That’s a bit vague, but there is one potential concrete reason YouTube might want to remind the music industry, right now, how much money and exposure it generates. And that reason is: original content.
Last year, YouTube backed down from its plan to compete with Netflix, Hulu, Disney+, and all impending newcomers by making its original productions free to watch (rather than accessible solely through $11.99-per-month YouTube Premium). In the wake of that decision, it announced that music-focused originals were one of its key areas, along with educational series like Retro Tech and Age of AI. It made good on that announcement by producing a swath of originals featuring Colombian pop artist Maluma, Coldplay, Johnny Cash, and producer Mark Ronson.
Then it reportedly invested more than $20 million in the 10-episode Justin Bieber: Seasons. The price tag makes the show YouTube’s most expensive original ever–and it’s an investment that seems to be paying off.

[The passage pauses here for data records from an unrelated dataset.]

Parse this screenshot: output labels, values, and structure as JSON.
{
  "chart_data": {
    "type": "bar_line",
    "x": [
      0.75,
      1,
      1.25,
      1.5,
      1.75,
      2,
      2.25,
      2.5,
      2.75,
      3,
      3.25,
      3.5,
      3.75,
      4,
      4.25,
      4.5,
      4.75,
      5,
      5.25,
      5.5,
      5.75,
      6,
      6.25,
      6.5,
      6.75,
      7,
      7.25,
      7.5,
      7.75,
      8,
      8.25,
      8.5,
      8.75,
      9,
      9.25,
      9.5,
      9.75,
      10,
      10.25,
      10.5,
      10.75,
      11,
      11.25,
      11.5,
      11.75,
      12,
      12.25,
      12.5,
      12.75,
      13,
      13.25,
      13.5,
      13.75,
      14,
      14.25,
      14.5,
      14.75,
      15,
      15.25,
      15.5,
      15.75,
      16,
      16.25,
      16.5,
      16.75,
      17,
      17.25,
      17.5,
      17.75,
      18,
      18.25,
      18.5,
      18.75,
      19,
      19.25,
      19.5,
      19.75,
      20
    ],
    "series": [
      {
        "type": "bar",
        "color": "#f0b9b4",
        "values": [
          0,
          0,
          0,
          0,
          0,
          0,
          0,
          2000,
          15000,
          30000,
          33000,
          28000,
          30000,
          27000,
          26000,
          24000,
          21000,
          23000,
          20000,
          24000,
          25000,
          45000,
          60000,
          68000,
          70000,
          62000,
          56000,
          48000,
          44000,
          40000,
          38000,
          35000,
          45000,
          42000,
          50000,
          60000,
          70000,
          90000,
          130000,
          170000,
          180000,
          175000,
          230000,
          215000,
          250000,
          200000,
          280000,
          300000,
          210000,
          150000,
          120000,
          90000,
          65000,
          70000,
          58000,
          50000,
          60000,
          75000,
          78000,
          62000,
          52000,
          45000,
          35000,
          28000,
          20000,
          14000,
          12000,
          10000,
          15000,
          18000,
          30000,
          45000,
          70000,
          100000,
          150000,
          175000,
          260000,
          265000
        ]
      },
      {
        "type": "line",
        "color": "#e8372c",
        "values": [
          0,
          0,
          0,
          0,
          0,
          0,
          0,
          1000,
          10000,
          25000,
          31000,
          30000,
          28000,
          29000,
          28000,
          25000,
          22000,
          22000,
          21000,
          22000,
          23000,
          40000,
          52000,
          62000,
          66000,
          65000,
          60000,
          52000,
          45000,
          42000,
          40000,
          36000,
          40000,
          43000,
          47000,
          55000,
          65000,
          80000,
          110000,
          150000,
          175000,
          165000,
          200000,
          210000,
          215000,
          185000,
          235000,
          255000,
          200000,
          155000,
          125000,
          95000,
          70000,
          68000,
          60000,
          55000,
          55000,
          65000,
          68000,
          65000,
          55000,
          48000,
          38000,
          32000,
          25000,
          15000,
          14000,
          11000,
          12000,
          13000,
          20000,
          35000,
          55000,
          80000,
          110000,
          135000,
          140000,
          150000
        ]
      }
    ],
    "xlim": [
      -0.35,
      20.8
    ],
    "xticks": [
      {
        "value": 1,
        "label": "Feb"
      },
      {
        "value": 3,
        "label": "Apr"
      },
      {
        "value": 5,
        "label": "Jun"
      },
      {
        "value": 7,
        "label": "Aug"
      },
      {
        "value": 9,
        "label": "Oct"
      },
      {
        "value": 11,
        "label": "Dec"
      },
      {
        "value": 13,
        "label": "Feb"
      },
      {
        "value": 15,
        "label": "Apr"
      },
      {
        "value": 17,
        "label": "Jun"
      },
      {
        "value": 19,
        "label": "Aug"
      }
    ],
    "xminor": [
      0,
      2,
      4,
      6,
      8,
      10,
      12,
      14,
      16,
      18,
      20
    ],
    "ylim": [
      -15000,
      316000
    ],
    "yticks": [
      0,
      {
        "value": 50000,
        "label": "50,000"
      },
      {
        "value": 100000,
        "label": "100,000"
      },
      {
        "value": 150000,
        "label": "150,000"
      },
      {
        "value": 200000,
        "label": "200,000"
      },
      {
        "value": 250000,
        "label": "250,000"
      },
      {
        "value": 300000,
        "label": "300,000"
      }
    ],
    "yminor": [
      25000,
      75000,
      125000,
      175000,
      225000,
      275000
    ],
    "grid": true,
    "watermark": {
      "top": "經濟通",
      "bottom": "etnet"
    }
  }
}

Seasons (which is still airing) swiftly became YouTube’s most viewed original to date, in terms of views earned within the first week of a series premiere; its 11-minute first episode earned 32.56 million views in seven days (now up to 59 million), topping Liza on Demand (25.4 million) and Cobra Kai (21 million).
While YouTube hasn’t yet announced its content slate for 2020, there’s a good chance the platform will want to continue building on that Bieber momentum by making more music originals–so it doesn’t hurt to tout that $3 billion contribution.